We are seeking an Observability & SRE Expert with HO experience in On-premise and Cloud environments to join us part-time (100 hours monthly).
the role involves practical tasks:
Implement monitoring, logging, tracing, and metrics for On-Premise and Cloud. Manage SLOs, SLAs, SLIs, and Error Budgets.
Monitor, troubleshoot, and resolve performance issues. Handle incidents and perform root cause analysis.
Develop automation for operational processes.
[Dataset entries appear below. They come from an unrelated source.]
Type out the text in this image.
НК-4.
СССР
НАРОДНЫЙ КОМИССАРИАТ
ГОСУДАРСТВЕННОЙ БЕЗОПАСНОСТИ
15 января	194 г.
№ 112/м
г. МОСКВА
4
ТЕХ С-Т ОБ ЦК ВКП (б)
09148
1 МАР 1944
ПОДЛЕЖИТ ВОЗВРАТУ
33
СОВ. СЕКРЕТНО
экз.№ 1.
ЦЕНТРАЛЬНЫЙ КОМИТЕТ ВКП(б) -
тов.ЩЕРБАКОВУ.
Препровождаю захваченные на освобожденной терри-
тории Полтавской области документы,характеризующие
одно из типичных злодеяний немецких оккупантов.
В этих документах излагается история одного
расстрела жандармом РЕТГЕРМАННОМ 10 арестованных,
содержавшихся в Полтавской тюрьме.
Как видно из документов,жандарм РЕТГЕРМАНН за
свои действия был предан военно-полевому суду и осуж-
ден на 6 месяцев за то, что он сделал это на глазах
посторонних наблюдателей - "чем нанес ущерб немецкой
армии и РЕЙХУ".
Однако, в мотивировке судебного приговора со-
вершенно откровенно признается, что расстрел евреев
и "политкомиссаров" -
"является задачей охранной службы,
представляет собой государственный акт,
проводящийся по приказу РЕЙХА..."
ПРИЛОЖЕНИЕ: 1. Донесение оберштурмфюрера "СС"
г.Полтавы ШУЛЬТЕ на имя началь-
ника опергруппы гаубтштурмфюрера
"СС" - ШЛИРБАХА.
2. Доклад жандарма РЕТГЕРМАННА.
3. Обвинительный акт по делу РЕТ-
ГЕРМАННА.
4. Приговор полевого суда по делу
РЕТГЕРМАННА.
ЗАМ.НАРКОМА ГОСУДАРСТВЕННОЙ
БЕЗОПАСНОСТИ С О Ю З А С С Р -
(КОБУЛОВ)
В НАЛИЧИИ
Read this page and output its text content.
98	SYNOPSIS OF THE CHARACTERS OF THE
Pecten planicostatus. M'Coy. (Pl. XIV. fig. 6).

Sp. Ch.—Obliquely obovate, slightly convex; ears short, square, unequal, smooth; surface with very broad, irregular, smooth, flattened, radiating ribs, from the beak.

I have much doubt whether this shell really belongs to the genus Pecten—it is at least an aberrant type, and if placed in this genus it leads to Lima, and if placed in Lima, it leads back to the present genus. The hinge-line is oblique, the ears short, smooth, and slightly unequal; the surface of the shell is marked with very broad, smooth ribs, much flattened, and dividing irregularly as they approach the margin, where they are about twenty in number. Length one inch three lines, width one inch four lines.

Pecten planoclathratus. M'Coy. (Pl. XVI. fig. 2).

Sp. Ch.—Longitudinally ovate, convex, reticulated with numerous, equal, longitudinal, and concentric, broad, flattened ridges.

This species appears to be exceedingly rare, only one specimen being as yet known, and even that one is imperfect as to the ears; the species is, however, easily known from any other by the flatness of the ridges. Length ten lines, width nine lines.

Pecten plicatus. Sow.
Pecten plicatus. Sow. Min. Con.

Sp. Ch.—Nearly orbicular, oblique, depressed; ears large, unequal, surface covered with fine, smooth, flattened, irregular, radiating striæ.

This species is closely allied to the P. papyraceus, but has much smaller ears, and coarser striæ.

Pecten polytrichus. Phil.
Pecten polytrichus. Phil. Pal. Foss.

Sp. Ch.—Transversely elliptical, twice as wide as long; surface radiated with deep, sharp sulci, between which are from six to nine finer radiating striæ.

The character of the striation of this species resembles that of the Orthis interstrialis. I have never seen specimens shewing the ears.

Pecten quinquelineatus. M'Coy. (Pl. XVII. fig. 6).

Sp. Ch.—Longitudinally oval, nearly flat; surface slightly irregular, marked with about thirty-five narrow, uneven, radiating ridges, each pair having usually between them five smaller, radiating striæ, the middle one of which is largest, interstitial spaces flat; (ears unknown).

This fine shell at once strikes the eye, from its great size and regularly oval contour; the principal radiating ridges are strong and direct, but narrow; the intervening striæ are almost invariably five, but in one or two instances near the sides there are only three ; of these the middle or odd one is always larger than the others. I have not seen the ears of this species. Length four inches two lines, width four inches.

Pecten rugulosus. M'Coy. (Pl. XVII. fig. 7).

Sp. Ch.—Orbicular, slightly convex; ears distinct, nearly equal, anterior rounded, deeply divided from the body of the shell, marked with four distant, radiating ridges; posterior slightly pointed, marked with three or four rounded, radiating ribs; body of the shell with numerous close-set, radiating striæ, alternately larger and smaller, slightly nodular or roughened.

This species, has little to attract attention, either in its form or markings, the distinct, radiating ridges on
Manage infrastructure and write maintenance scripts.
Build intuitive dashboards and optimize alert management.
Cross-Team collaboration: Work with Development, Infrastructure, Security, and DevOps teams.
Apply SRE principles to enhance system reliability and performance.
place of employment: center
scope of hours: part time job.
Requirements: Experience: 7+ years hands-on in Observability, Monitoring, SRE, On-Premise &Cloud.
Tools: Prometheus, Grafana, ELK, Splunk, Datadog, Terraform, Ansible, etc.
Programming: Python, Java
Big Data: Hadoop, Spark, Kafka
Cloud: AWS/GCP/Azure, CloudWatch, Stackdriver.
SLO/SLA/SLI/ Error Budgets: Practical experience.
Incident Management: RCA, incident handling.
automation: Scripting and process automation.
Nice to have:
Degree in Computer Science or a related field.
Kubernetes, Docker experience.
AI& Machine Learning knowledge.
This position is open to all candidates.